Jonsey está mimoso últimamente. El cabroncete de él, por mucho que nos muerda, destruya cosas o simplemente pase de nosotros, se ha ganado un hueco en nuestros corazones y ahora yo no sé si sabría dormir sin sentir su peso sobre mis piernas o notar su calorcito peludo pegado a mí. Anoche sin ir más lejos se metió bajo las sábanas entre nosotros, Josema y yo, cosa rara ya que o se pone entre mis piernas o se pega a su amado amo ronroneando sin parar, y se dejó hacer todas las caricias del mundo. Es como un peluche animado.
Y llevando como llevo toda la semana viendo en la cuneta el cadáver de un pobre gato blanco atropellado (ahora el pobre no es más que piel y huesos, y hoy que me he acordado de llamar al servicio de recogida de animales muertos, resulta que no me coge nadie el teléfono), pues no puedo evitar pensar en mi pequeño peluche de ojos azules. En lo mucho que lo quiero y que lo echaría de menos si le pasase algo - ¡ya ves, yo que no quería saber nada de gatos porque me parecían mucho más traicioneros que los perros! (bueno, y sigo pensando que el perro es más bueno, fiel e inteligente que el gato. Lo que pasa es que también es más complicado de cuidar…).

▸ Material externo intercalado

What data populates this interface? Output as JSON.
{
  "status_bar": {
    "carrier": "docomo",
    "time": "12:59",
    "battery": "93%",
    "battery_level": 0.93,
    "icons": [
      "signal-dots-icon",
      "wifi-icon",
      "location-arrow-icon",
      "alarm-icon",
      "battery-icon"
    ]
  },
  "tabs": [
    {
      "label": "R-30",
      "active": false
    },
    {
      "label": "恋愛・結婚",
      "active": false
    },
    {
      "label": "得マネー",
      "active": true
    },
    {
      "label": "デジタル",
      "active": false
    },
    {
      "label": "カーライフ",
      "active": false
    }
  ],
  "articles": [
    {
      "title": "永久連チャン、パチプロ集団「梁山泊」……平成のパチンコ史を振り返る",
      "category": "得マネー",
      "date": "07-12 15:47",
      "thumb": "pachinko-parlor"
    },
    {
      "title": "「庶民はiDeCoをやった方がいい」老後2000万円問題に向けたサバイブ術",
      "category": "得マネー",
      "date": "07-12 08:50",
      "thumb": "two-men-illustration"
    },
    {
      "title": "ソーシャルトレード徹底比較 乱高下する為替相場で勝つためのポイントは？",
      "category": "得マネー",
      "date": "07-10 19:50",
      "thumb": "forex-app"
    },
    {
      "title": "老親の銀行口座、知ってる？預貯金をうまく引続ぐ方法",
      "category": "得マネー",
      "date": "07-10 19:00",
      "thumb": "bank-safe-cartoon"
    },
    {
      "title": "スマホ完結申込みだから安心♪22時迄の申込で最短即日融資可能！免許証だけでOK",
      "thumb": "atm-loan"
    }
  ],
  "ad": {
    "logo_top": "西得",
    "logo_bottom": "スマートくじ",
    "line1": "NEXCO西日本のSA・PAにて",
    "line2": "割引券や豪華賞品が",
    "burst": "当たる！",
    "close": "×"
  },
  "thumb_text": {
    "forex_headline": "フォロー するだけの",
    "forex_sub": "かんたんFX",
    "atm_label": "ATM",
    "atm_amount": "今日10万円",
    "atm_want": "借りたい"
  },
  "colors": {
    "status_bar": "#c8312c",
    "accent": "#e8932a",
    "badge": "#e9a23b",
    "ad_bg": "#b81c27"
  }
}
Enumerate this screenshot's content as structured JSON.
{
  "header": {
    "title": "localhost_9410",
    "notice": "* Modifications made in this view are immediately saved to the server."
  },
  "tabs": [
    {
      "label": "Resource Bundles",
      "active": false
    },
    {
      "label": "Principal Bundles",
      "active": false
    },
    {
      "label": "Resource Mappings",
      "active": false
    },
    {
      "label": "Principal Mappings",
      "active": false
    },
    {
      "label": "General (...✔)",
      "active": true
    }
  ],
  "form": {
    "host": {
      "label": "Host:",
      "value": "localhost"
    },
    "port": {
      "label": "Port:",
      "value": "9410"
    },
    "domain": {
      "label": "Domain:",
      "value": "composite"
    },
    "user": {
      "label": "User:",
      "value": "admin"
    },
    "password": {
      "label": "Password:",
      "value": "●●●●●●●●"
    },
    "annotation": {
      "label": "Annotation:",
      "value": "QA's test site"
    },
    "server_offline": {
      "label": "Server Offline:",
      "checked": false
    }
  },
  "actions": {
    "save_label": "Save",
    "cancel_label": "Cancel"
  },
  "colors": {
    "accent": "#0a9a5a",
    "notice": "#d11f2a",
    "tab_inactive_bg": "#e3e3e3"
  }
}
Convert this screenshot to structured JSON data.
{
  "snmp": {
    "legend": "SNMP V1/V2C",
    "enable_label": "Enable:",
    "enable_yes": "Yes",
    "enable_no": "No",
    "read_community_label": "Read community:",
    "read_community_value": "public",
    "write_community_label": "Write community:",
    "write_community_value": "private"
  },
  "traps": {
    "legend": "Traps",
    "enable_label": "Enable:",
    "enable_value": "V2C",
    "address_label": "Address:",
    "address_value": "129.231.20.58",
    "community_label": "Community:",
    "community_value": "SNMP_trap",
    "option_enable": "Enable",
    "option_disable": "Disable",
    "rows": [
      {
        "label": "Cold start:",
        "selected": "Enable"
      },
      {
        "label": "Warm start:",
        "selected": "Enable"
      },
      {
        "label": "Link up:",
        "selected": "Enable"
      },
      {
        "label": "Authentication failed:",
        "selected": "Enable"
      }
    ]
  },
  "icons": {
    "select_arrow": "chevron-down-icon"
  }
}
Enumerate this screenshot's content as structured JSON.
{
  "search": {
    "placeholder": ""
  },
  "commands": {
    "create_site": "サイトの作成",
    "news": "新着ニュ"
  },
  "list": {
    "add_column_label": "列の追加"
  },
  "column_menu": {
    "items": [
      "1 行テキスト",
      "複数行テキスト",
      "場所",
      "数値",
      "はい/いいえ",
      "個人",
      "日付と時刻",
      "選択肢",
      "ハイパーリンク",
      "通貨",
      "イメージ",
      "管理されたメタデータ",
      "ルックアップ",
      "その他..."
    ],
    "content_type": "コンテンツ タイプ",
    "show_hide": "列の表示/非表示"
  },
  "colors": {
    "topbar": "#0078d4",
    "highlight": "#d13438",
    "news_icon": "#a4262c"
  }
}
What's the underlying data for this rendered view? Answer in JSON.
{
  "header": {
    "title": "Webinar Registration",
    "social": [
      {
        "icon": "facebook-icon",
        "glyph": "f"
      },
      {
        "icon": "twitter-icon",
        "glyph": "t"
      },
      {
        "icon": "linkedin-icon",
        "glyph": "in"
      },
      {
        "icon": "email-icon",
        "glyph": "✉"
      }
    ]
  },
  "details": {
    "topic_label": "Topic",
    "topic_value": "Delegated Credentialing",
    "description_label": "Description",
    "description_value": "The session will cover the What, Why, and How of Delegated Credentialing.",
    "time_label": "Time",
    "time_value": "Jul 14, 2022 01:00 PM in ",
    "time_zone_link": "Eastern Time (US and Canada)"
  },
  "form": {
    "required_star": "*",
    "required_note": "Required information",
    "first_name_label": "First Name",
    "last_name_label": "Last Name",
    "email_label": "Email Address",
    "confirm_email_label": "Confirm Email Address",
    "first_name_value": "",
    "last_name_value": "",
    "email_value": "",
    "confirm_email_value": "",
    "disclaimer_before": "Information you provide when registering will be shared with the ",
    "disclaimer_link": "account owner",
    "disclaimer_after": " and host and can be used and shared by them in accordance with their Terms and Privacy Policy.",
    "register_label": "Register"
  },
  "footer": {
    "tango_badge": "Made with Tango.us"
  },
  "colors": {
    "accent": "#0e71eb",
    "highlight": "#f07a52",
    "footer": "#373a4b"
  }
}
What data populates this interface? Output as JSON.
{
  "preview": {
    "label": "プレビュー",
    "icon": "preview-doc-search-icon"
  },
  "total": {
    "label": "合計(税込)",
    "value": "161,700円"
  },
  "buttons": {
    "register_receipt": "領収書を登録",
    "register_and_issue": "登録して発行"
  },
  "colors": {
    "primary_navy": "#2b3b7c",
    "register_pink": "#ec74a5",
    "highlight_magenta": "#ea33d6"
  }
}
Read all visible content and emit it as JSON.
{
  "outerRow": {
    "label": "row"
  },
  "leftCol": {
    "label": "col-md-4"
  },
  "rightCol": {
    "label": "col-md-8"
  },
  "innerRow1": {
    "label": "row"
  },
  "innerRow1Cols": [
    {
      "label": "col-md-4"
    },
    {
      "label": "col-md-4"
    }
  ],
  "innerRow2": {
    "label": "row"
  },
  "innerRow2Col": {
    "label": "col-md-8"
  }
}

El caso es que para rizar el rizo y como si el bicho muerto fuera profético, Jonsey está otra vez orinando sangre. Y cuando pasa eso yo me pongo histérica. Me lo noto. Estoy nerviosa en casa, no rindo igual, me preocupo… Y no es solo el hecho (que también fastidia lo suyo) de que esta tarde vaya a tener que echar la tarde en una visita al veterinario que además va a costar una pasta gansa. Es que mi pequeñín está enfermo, joe. Y yo ya estoy en vilo, ¿y si le pasa algo? ¿Y si no se cura y se me muere?